Au cours du mois dernier, quinze éléphants ont été retrouvés morts dans le parc national d’Amboseli, au Kenya, suscitant une enquête des autorités fauniques. Les décès ont principalement touché des femelles et des jeunes, avec un seul mâle parmi les victimes. Dix des éléphants ont présenté des signes de paralysie partielle avant de mourir en l’espace de deux jours, tandis que cinq autres ont été retrouvés morts, leurs carcasses partiellement consommées par des charognards. (apnews.com)

Les décès ont eu lieu dans les zones du sanctuaire de Kimana et du ranch de Kuku, limitrophes du parc. Des tests préliminaires effectués par l’Université de Nairobi ont détecté la présence d’une « substance toxique potentielle » dans les échantillons prélevés sur les éléphants décédés. Cependant, des analyses séparées par le Government Chemist n’ont pas détecté les toxines testées. Les autorités poursuivent les investigations, y compris des analyses environnementales des sources d’eau et d’autres sources potentielles de contamination. Actuellement, aucune preuve n’indique que la condition présente un risque pour la santé humaine. (apnews.com)

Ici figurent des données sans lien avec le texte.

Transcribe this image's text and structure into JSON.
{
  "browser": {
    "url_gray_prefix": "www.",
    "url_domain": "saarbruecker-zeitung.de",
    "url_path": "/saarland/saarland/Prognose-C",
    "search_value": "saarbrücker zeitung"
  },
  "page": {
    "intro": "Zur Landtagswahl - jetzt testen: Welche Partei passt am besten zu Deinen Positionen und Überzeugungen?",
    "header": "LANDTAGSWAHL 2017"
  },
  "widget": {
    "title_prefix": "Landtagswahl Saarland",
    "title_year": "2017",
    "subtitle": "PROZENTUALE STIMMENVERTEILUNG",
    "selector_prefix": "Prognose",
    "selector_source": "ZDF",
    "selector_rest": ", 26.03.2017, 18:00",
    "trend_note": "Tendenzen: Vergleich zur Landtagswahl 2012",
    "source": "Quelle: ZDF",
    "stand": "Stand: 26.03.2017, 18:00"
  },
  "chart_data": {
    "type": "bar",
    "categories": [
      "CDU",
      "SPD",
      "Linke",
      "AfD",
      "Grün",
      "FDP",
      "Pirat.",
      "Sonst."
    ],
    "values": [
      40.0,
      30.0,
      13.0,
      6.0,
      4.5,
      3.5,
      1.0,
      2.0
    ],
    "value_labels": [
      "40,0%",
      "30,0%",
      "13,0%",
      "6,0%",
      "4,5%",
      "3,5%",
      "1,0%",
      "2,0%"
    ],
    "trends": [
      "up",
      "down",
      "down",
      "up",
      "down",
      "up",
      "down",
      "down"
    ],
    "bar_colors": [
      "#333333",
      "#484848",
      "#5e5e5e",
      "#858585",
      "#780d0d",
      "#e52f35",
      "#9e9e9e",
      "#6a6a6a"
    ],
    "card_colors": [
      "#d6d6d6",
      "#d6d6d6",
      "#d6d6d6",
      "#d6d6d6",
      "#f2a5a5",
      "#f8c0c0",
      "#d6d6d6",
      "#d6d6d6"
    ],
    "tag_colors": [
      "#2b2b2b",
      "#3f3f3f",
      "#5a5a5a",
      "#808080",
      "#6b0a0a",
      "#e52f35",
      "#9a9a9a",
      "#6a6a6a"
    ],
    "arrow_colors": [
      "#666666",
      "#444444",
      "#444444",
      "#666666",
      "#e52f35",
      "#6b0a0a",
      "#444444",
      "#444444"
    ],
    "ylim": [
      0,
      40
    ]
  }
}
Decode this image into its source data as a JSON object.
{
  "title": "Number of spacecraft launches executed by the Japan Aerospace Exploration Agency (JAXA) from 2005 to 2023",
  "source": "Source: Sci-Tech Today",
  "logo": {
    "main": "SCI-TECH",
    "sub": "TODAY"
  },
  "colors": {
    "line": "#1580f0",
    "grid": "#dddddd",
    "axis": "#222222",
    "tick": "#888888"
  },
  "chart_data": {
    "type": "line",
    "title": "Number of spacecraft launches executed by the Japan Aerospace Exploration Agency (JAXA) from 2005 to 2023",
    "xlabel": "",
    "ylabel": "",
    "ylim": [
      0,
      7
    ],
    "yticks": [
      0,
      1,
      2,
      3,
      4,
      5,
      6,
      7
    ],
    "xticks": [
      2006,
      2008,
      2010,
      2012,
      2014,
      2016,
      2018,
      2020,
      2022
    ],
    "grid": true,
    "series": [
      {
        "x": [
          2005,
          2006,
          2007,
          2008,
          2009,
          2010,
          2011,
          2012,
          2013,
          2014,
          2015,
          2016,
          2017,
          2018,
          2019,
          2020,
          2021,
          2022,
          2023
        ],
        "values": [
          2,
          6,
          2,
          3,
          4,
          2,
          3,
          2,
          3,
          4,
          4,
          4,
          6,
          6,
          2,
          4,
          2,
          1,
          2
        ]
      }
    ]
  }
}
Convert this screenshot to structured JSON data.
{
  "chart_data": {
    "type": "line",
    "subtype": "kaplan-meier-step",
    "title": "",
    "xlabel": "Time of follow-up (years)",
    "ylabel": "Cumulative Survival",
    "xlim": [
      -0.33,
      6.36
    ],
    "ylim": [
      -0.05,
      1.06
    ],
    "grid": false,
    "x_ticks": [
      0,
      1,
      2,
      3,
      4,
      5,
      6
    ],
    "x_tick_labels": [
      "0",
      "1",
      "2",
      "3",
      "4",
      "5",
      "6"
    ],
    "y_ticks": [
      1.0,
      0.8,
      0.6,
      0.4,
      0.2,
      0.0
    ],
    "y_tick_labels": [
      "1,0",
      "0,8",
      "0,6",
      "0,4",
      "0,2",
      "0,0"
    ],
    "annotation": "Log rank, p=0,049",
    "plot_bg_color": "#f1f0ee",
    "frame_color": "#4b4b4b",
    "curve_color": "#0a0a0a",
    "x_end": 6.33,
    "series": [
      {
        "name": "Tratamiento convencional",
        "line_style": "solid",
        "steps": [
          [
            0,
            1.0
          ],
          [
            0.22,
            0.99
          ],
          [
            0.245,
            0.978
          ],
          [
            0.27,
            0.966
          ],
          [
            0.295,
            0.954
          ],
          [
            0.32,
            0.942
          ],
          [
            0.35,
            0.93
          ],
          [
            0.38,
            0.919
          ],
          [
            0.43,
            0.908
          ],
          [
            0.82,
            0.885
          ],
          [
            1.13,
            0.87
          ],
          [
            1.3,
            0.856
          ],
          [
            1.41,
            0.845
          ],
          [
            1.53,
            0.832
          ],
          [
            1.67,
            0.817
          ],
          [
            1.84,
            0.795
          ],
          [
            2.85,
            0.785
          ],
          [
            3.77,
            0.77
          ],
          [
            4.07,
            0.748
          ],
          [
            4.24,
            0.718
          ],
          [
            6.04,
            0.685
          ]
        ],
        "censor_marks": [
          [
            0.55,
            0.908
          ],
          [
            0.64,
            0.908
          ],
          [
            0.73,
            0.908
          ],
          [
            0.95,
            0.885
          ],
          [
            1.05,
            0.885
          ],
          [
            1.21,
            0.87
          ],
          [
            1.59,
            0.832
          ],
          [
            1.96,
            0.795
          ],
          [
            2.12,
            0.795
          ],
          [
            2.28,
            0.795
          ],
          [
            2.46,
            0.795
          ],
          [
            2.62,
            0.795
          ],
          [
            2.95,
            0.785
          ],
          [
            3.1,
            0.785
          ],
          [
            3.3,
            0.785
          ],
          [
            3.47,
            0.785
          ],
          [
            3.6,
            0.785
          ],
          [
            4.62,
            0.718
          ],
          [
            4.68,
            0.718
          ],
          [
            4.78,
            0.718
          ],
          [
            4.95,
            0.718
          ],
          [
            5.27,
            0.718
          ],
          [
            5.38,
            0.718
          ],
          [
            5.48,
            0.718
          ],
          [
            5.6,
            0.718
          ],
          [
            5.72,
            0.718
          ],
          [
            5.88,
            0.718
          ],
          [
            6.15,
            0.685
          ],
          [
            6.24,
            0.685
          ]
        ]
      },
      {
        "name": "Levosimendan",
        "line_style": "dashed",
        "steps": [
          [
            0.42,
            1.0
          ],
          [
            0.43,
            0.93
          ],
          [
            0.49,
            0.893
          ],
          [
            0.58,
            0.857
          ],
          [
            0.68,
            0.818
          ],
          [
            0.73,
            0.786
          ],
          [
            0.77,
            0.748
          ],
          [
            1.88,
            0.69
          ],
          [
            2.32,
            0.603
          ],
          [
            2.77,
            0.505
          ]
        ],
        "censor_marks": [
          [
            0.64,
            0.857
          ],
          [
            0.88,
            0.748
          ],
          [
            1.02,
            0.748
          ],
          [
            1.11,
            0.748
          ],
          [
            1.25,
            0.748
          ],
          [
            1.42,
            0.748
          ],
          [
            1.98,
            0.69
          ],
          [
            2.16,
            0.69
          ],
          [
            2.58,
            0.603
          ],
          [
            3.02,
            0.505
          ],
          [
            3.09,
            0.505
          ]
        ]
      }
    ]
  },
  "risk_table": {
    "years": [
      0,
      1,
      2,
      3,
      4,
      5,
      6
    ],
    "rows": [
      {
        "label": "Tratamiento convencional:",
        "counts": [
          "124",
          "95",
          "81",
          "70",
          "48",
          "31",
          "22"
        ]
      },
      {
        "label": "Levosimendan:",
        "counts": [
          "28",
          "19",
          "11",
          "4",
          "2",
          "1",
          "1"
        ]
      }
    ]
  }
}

Les autorités ont également averti que la contamination pourrait avoir des conséquences plus larges, car le bétail local, tels que les chèvres et les bovins, pâturent dans les mêmes zones. Toutefois, les substances toxiques retrouvées dans les éléphants décédés ne présentent pas de menace immédiate pour la santé humaine. (apnews.com)

Cette situation rappelle des incidents antérieurs où des éléphants ont été empoisonnés délibérément par des agriculteurs pour protéger leurs cultures. Les autorités continuent d’enquêter pour déterminer la cause exacte de ces décès et prévenir de futurs incidents similaires.